Four State Farm Show organizers are once again planning to hold the three-day event on the campus of Pittsburg State University in May after having had to cancel last year’s show due to the pandemic.
The show is planned for May 21-22 from 8 a.m. to 4 p.m. and May 23 from 8 a.m. to 3 p.m. at the Robert W. Plaster Center and the parking lot and grounds adjacent to the Plaster and the nearby Bicknell Family Center for the Arts. The area is located on Homer Street near the eastern edge of campus.
Last year, PSU announced the signing of a multi-year contract with the Four State Farm Show that relocated it from an all-outdoor venue south of Pittsburg. Weather often was an issue there.
This year, PSU and Farm Show organizers will stay in touch with public health officials in the months leading up to the show and will follow recommended best practices pertaining to the pandemic.
Using the Plaster Center will allow the show to offer over 400 climate controlled indoor booths to vendors, while more than 500 booths including large machinery will have an ideal location outdoors, noted Lance Markley, Special Agricultural Events Manager for Ozark Empire Fairgrounds, the new coordinators for the long running event. All spectator and exhibitor parking will be located on hard surface lots and will continue to be free.

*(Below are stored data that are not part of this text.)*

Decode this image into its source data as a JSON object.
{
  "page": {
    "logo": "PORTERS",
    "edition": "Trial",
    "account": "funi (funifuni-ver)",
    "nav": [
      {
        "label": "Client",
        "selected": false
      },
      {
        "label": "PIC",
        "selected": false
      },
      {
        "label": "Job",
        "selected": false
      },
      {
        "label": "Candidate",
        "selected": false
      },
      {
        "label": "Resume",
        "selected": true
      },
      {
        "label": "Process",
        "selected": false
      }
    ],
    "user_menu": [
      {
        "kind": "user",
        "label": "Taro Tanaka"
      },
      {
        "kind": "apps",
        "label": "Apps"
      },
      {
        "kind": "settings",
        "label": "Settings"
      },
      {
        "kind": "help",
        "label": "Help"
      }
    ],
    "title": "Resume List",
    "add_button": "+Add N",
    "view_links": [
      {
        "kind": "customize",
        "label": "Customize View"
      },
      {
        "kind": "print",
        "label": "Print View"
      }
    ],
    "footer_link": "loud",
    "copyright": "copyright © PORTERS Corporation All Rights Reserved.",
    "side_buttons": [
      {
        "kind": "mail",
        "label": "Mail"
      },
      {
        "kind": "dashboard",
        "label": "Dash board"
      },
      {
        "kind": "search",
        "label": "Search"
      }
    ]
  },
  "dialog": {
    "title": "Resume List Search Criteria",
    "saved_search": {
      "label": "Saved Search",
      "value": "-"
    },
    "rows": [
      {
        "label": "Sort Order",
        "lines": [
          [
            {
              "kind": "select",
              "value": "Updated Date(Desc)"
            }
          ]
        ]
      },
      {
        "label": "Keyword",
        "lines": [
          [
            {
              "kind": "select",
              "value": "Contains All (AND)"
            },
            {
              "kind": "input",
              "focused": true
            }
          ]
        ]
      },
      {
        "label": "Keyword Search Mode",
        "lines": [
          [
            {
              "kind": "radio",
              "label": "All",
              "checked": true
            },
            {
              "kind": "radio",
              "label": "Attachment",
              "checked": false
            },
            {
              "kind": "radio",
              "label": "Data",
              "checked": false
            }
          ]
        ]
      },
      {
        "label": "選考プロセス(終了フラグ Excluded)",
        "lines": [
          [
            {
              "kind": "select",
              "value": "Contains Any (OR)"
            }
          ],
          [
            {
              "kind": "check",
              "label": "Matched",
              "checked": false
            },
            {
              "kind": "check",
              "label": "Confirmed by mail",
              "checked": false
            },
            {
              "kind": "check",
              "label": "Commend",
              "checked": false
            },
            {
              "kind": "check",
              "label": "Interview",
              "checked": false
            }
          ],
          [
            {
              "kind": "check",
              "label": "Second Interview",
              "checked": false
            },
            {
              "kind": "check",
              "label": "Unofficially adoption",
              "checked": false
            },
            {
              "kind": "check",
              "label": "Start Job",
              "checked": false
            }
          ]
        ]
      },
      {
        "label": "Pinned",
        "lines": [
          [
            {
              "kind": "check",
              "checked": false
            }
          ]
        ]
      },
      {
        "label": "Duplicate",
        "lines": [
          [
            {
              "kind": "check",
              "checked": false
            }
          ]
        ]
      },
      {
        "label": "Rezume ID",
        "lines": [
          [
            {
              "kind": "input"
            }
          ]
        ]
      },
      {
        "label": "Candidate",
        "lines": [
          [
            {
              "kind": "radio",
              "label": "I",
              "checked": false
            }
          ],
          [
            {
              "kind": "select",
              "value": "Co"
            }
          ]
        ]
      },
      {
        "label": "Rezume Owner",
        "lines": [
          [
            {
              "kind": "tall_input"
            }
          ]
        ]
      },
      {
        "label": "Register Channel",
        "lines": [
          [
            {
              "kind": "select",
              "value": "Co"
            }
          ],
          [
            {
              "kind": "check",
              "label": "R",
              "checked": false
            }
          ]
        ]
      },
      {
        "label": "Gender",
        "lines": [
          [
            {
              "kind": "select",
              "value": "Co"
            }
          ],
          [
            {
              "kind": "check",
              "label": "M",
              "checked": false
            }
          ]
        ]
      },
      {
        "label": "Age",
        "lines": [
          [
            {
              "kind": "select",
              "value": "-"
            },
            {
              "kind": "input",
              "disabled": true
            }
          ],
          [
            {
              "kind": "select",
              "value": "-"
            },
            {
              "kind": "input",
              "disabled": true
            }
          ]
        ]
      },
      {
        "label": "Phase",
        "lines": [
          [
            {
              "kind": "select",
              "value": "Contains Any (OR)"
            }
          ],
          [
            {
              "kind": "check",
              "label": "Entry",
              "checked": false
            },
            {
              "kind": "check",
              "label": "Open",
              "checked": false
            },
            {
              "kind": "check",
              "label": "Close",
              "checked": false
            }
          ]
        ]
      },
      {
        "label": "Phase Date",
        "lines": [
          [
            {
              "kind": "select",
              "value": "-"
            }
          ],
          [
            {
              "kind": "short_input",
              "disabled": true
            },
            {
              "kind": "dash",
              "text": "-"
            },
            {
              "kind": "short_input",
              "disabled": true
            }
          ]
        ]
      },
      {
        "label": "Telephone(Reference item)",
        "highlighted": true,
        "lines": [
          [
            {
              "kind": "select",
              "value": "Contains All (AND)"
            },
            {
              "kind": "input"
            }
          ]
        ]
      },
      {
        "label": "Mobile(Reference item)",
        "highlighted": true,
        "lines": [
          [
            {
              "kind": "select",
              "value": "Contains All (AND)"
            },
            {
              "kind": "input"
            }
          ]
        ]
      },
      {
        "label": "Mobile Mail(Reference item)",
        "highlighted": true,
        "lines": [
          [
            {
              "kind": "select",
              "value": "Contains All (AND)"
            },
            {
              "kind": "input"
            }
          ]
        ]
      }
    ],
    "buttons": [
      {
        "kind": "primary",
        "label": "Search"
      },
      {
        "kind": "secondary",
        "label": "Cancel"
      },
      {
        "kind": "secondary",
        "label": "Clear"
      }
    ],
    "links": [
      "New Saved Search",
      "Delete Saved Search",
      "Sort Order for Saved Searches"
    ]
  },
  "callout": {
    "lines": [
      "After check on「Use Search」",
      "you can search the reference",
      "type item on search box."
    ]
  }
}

“This show has proven to be a valuable resource for vendors, attendees, and the community,” Markley said. “We’re excited to be in the final stages of planning and looking ahead to May.”
While the Farm Show historically has been an agriculture-only event, the addition of “rural living” exhibit space in the Plaster Center will allow non-agricultural companies the opportunity to reach spectators with their products in a designated area, Markley said. A similar section has been popular each fall at the Ozark Fall Farmfest in Springfield, Missouri.
Lawn mower test driving — a popular feature previously — is returning this year, Markley said, giving attendees the opportunity to test drive a variety of zero turn lawnmowers.
Pre-pandemic, the show typically attracted 20,000 visitors in three days and had more than a $1 million in economic impact annually.
Devin Gorman, executive director for the Crawford County Convention and Visitors Bureau, said the show is a valuable event for the entire county, and the benefits of it being on campus will make it more enjoyable for everyone.
PSU Chief Strategy Officer Shawn Naccarato described it as another example of innovative partnerships being of direct benefit to the community.
“This is just a great example of the sort of things we anticipated would be made possible by the building of the Plaster Center and the investment that the city, as well as the private donors, made to build that facility,” Naccarato said.